I was confused at first, because I thought that non-degeneracy means that no vector should vanish under all ${\displaystyle \pi (x)}$ . But I think that this is equivalent to the definition given in the article, since

${\displaystyle \bigcap _{x}\ker \pi (x)=\bigcap _{x}(\operatorname {im} \pi (x^{*}))^{\bot }=\left(\bigcup _{x}\operatorname {im} \pi (x^{*})\right)^{\bot }=\left(\bigcup _{x}\operatorname {im} \pi (x)\right)^{\bot }}$ 

So the intersection of the kernels is trivial iff the union of the images is dense, or am I missing something? Functor salad 19:26, 19 July 2007 (UTC)Reply

that doesn't look right. why does the last equality hold? non-degeneracy means the Hilbert space is as small as can be. your condition that all operators ${\displaystyle \pi (x)}$  be injective is much more restrictive. take a full concrete algebra of bounded operators on some Hilbert space. this is already a nondegenerate representation but fails to satisfy your requirement. Mct mht 04:48, 24 July 2007 (UTC)Reply

Hi,

I didn't require all ${\displaystyle \pi (x)}$  to be injective , just that for all nonzero ${\displaystyle v\in H}$ , there exists an ${\displaystyle x\in A}$  such that ${\displaystyle \pi (x)v\neq 0}$  (This is already satisfied if at least one of the ${\displaystyle \pi (x)}$  is injective.)

The last equality holds because the union of something over all ${\displaystyle x\in A}$  is the same as the union over all ${\displaystyle x^{*}\in A}$ , since ${\displaystyle \ ^{*}}$  is a bijection from ${\displaystyle A}$  to itself. Functor salad 11:05, 24 July 2007 (UTC)Reply

ok, you're right. if there is some v that vanishes under all ${\displaystyle \pi (x)}$ , then span{v} violates non-degeneracy. Mct mht 17:33, 24 July 2007 (UTC)Reply

late late comment: what you wanna say is

${\displaystyle \bigcap _{x}\ker \pi (x)=\left(\bigvee _{x}\operatorname {im} \pi (x)\right)^{\bot },}$ 

where the V denotes the linear span. Mct mht 16:24, 13 October 2007 (UTC)Reply

That's the same thing as what I said, since the orthogonal subspace is a linear subspace anyway. Functor salad 20:43, 13 October 2007 (UTC)Reply

States and representations

Equivalence

The above shows that there is a bijective correspondence between positive linear functionals and cyclic representations. Two cyclic representations πφ and πψ with corresponding positive functionals φ and ψ are unitarily equivalent if and only if φ = α ψ for some positive number α.

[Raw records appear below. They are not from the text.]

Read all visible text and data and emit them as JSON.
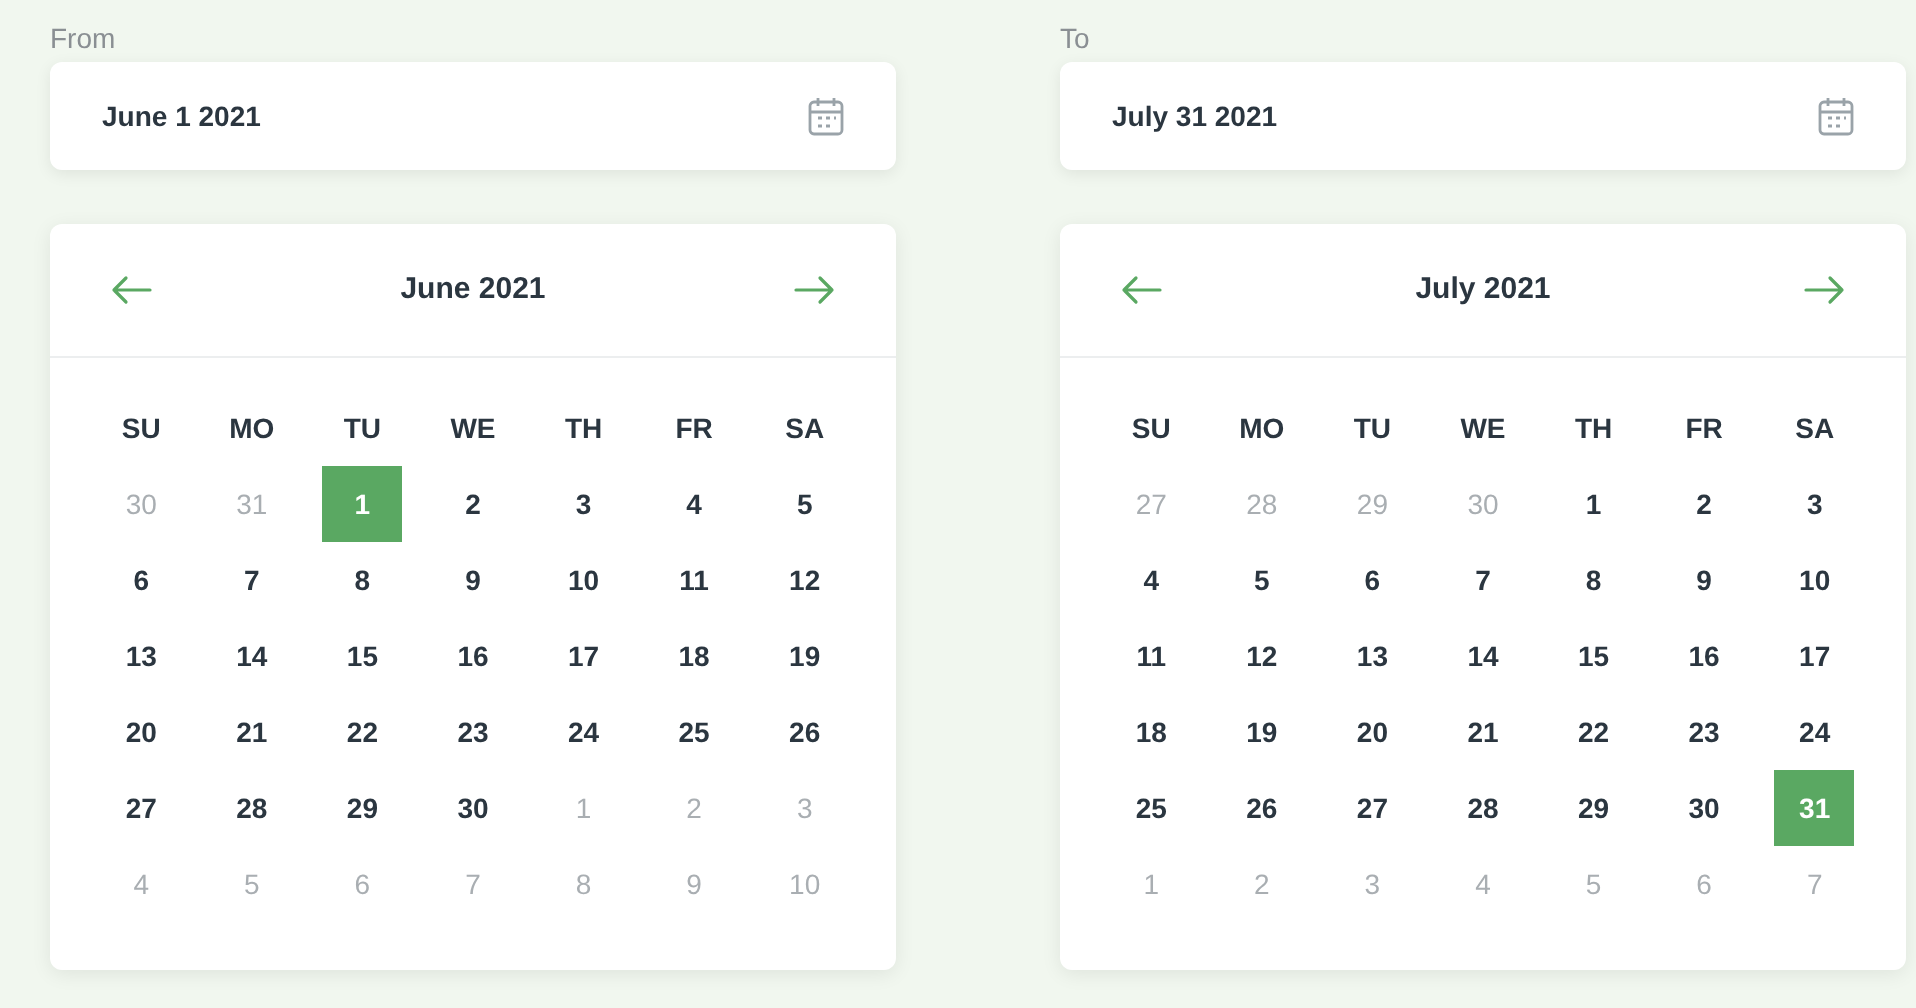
{
  "pickers": [
    {
      "label": "From",
      "value": "June 1 2021",
      "month": "June 2021",
      "weekdays": [
        "SU",
        "MO",
        "TU",
        "WE",
        "TH",
        "FR",
        "SA"
      ],
      "weeks": [
        [
          {
            "text": "30",
            "muted": true,
            "selected": false
          },
          {
            "text": "31",
            "muted": true,
            "selected": false
          },
          {
            "text": "1",
            "muted": false,
            "selected": true
          },
          {
            "text": "2",
            "muted": false,
            "selected": false
          },
          {
            "text": "3",
            "muted": false,
            "selected": false
          },
          {
            "text": "4",
            "muted": false,
            "selected": false
          },
          {
            "text": "5",
            "muted": false,
            "selected": false
          }
        ],
        [
          {
            "text": "6",
            "muted": false,
            "selected": false
          },
          {
            "text": "7",
            "muted": false,
            "selected": false
          },
          {
            "text": "8",
            "muted": false,
            "selected": false
          },
          {
            "text": "9",
            "muted": false,
            "selected": false
          },
          {
            "text": "10",
            "muted": false,
            "selected": false
          },
          {
            "text": "11",
            "muted": false,
            "selected": false
          },
          {
            "text": "12",
            "muted": false,
            "selected": false
          }
        ],
        [
          {
            "text": "13",
            "muted": false,
            "selected": false
          },
          {
            "text": "14",
            "muted": false,
            "selected": false
          },
          {
            "text": "15",
            "muted": false,
            "selected": false
          },
          {
            "text": "16",
            "muted": false,
            "selected": false
          },
          {
            "text": "17",
            "muted": false,
            "selected": false
          },
          {
            "text": "18",
            "muted": false,
            "selected": false
          },
          {
            "text": "19",
            "muted": false,
            "selected": false
          }
        ],
        [
          {
            "text": "20",
            "muted": false,
            "selected": false
          },
          {
            "text": "21",
            "muted": false,
            "selected": false
          },
          {
            "text": "22",
            "muted": false,
            "selected": false
          },
          {
            "text": "23",
            "muted": false,
            "selected": false
          },
          {
            "text": "24",
            "muted": false,
            "selected": false
          },
          {
            "text": "25",
            "muted": false,
            "selected": false
          },
          {
            "text": "26",
            "muted": false,
            "selected": false
          }
        ],
        [
          {
            "text": "27",
            "muted": false,
            "selected": false
          },
          {
            "text": "28",
            "muted": false,
            "selected": false
          },
          {
            "text": "29",
            "muted": false,
            "selected": false
          },
          {
            "text": "30",
            "muted": false,
            "selected": false
          },
          {
            "text": "1",
            "muted": true,
            "selected": false
          },
          {
            "text": "2",
            "muted": true,
            "selected": false
          },
          {
            "text": "3",
            "muted": true,
            "selected": false
          }
        ],
        [
          {
            "text": "4",
            "muted": true,
            "selected": false
          },
          {
            "text": "5",
            "muted": true,
            "selected": false
          },
          {
            "text": "6",
            "muted": true,
            "selected": false
          },
          {
            "text": "7",
            "muted": true,
            "selected": false
          },
          {
            "text": "8",
            "muted": true,
            "selected": false
          },
          {
            "text": "9",
            "muted": true,
            "selected": false
          },
          {
            "text": "10",
            "muted": true,
            "selected": false
          }
        ]
      ]
    },
    {
      "label": "To",
      "value": "July 31 2021",
      "month": "July 2021",
      "weekdays": [
        "SU",
        "MO",
        "TU",
        "WE",
        "TH",
        "FR",
        "SA"
      ],
      "weeks": [
        [
          {
            "text": "27",
            "muted": true,
            "selected": false
          },
          {
            "text": "28",
            "muted": true,
            "selected": false
          },
          {
            "text": "29",
            "muted": true,
            "selected": false
          },
          {
            "text": "30",
            "muted": true,
            "selected": false
          },
          {
            "text": "1",
            "muted": false,
            "selected": false
          },
          {
            "text": "2",
            "muted": false,
            "selected": false
          },
          {
            "text": "3",
            "muted": false,
            "selected": false
          }
        ],
        [
          {
            "text": "4",
            "muted": false,
            "selected": false
          },
          {
            "text": "5",
            "muted": false,
            "selected": false
          },
          {
            "text": "6",
            "muted": false,
            "selected": false
          },
          {
            "text": "7",
            "muted": false,
            "selected": false
          },
          {
            "text": "8",
            "muted": false,
            "selected": false
          },
          {
            "text": "9",
            "muted": false,
            "selected": false
          },
          {
            "text": "10",
            "muted": false,
            "selected": false
          }
        ],
        [
          {
            "text": "11",
            "muted": false,
            "selected": false
          },
          {
            "text": "12",
            "muted": false,
            "selected": false
          },
          {
            "text": "13",
            "muted": false,
            "selected": false
          },
          {
            "text": "14",
            "muted": false,
            "selected": false
          },
          {
            "text": "15",
            "muted": false,
            "selected": false
          },
          {
            "text": "16",
            "muted": false,
            "selected": false
          },
          {
            "text": "17",
            "muted": false,
            "selected": false
          }
        ],
        [
          {
            "text": "18",
            "muted": false,
            "selected": false
          },
          {
            "text": "19",
            "muted": false,
            "selected": false
          },
          {
            "text": "20",
            "muted": false,
            "selected": false
          },
          {
            "text": "21",
            "muted": false,
            "selected": false
          },
          {
            "text": "22",
            "muted": false,
            "selected": false
          },
          {
            "text": "23",
            "muted": false,
            "selected": false
          },
          {
            "text": "24",
            "muted": false,
            "selected": false
          }
        ],
        [
          {
            "text": "25",
            "muted": false,
            "selected": false
          },
          {
            "text": "26",
            "muted": false,
            "selected": false
          },
          {
            "text": "27",
            "muted": false,
            "selected": false
          },
          {
            "text": "28",
            "muted": false,
            "selected": false
          },
          {
            "text": "29",
            "muted": false,
            "selected": false
          },
          {
            "text": "30",
            "muted": false,
            "selected": false
          },
          {
            "text": "31",
            "muted": false,
            "selected": true
          }
        ],
        [
          {
            "text": "1",
            "muted": true,
            "selected": false
          },
          {
            "text": "2",
            "muted": true,
            "selected": false
          },
          {
            "text": "3",
            "muted": true,
            "selected": false
          },
          {
            "text": "4",
            "muted": true,
            "selected": false
          },
          {
            "text": "5",
            "muted": true,
            "selected": false
          },
          {
            "text": "6",
            "muted": true,
            "selected": false
          },
          {
            "text": "7",
            "muted": true,
            "selected": false
          }
        ]
      ]
    }
  ]
}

This is definitely wrong. If u is a unitary element of A then for ${\displaystyle \psi (a):=\varphi (u^{*}au)}$  the representation ${\displaystyle \pi _{\psi }}$  is equivalent to ${\displaystyle \pi _{\varphi }}$  but in general ${\displaystyle \psi }$  will not be a multiple of ${\displaystyle \varphi }$ . --- Matthias Lesch, Bonn.